Apesar dos achados, Kosmyna e sua equipe enfatizam que os resultados não indicam um declínio cognitivo estrutural, mas sim um padrão de uso que reduz o esforço cognitivo na tarefa específica.Trata-se de um mecanismo semelhante ao observado em outras tecnologias que automatizam parte do processamento mental, como GPS e calculadoras.
Portanto, embora o estudo ofereça evidências iniciais de que o uso de IA pode reduzir a atenção e a retenção de curto prazo em determinadas tarefas, ele não comprova que a IA esteja degradando, de forma geral, a capacidade cognitiva humana.
Os próprios autores destacam que essas conclusões são preliminares e exigem mais replicação e investigação em tarefas variadas para determinar seu impacto real no longo prazo.

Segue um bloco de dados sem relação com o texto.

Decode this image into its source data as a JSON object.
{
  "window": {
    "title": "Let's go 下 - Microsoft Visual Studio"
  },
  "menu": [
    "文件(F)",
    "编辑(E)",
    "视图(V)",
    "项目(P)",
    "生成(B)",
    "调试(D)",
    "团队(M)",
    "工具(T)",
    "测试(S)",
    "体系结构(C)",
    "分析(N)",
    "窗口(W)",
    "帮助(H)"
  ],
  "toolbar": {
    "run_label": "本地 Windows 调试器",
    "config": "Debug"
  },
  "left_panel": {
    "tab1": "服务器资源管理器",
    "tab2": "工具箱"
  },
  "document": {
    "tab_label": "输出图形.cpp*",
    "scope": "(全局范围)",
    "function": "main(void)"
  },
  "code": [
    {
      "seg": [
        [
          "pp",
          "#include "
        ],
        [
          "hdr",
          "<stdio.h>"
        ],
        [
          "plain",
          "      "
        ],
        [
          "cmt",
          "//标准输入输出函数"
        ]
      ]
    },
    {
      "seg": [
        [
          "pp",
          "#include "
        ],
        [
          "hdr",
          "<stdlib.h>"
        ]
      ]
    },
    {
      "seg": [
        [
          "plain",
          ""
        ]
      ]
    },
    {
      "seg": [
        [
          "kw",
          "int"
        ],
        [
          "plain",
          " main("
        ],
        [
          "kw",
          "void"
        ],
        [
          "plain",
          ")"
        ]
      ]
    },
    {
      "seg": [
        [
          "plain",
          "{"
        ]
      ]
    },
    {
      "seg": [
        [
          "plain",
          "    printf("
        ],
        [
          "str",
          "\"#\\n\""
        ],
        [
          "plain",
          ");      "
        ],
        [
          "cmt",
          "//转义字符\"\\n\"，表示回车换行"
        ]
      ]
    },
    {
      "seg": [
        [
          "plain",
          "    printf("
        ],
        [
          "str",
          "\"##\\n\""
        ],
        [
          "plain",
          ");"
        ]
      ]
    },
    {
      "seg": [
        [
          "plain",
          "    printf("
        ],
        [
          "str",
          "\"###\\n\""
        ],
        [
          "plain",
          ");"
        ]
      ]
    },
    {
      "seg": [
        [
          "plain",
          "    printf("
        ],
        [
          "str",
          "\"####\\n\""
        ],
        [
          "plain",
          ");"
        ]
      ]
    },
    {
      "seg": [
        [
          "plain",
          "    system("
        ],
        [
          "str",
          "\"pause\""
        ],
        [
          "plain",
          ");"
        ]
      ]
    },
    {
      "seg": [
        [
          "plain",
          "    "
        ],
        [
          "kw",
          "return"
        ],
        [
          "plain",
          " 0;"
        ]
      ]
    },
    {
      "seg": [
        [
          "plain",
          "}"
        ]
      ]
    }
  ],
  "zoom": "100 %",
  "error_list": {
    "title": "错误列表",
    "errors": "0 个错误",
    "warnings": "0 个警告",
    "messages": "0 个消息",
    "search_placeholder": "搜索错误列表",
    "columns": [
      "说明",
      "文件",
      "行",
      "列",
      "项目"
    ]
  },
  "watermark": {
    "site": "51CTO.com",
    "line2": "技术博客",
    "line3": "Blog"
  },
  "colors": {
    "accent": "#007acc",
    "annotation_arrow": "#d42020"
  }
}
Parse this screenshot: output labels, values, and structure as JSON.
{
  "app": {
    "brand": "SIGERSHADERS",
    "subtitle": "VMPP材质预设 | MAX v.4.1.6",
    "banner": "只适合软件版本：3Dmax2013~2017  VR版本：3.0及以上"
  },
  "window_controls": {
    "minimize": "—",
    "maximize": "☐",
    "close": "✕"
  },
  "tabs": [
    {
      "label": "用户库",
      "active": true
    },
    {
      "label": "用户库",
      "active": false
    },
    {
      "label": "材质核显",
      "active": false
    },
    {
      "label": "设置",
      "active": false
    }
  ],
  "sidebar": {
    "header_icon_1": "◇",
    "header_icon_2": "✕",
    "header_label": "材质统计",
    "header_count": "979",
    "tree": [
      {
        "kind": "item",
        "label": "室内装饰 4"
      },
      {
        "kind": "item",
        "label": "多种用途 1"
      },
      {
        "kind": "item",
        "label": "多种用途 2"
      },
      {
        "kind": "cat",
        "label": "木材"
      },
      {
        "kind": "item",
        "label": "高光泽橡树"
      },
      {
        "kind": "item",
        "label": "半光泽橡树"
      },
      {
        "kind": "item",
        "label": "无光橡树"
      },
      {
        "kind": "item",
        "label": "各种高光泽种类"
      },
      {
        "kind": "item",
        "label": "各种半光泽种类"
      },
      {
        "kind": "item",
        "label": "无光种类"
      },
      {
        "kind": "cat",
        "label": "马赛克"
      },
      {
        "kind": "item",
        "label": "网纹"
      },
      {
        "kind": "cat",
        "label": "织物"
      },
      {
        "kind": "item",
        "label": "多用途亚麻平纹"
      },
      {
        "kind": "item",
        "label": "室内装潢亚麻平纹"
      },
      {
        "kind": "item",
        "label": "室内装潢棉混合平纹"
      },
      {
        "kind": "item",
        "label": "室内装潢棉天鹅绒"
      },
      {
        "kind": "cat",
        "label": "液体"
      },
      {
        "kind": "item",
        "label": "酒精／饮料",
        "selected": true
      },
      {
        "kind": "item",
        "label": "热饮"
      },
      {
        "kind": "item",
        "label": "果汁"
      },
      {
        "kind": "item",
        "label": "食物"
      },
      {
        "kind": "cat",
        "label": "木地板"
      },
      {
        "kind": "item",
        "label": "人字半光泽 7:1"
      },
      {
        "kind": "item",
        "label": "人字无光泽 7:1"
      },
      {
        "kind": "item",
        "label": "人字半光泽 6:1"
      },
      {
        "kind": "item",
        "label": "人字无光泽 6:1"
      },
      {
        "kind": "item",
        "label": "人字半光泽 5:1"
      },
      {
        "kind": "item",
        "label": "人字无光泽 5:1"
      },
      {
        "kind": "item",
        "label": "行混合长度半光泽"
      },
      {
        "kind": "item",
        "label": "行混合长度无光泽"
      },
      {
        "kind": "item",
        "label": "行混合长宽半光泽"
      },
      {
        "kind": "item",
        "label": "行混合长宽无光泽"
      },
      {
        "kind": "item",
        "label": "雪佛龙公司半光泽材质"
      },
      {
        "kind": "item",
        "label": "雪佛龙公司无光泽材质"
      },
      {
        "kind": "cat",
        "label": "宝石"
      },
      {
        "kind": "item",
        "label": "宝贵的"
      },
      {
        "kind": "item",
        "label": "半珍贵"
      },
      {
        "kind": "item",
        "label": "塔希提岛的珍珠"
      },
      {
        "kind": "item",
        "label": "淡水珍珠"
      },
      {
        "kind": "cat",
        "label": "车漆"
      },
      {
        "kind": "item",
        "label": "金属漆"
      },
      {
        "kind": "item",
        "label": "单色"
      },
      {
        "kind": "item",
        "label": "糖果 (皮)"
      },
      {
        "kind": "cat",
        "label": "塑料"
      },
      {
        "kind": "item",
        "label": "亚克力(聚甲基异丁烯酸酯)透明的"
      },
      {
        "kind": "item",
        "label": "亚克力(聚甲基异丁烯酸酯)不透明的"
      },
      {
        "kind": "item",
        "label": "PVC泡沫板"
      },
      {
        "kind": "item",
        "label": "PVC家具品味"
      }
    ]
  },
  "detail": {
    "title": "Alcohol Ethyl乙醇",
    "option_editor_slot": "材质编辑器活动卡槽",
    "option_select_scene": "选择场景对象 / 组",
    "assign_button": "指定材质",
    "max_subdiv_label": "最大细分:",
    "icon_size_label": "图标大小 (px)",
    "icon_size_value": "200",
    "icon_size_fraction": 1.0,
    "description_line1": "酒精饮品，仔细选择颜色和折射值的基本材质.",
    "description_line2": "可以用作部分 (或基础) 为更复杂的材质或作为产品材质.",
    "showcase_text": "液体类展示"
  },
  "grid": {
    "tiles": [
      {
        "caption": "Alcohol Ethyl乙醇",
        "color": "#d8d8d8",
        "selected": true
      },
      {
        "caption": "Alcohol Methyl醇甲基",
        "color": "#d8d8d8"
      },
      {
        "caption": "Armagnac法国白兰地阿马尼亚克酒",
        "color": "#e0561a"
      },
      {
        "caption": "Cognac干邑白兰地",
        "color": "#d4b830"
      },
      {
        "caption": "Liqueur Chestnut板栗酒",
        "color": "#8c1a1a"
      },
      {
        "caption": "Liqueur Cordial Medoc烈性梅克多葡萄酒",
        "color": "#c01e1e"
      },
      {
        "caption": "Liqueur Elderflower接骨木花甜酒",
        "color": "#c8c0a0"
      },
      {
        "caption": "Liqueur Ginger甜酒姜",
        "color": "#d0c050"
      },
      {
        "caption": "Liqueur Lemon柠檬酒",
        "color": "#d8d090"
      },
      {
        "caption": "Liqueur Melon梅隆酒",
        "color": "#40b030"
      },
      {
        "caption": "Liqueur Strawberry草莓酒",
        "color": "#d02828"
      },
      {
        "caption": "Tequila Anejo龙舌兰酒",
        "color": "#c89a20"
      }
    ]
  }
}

desde o início definimos que nossa cultura é “velocidade com responsabilidade”.
Em síntese: a IA generativa pode, sim, alterar padrões de engajamento cerebral, mas transformar isso em uma narrativa alarmista de “redução da capacidade cognitiva humana” ainda não está cientificamente justificado.
O que a pesquisa mostra é um efeito específico, contextual, mensurável e que deve ser explorado com muito mais profundidade pela ciência.
Daqui a 20 anos, não imagino um cenário em que algoritmos tomem o lugar do cérebro humano, e sim um avanço em sistemas híbridos. Sistemas em que a IA compreende e interpreta, em tempo real, padrões com mais precisão do que conseguimos hoje e auxilia atividades diárias de forma personalizada e dinâmica. Human-AI co-adaptation, não competição.
Nessa perspectiva, a inteligência artificial não será protagonista isolada. Ela será uma camada adicional que fortalece a autonomia, potencializa o desempenho e expande a capacidade de ação, sempre ancorada no julgamento humano, na ética e na ciência.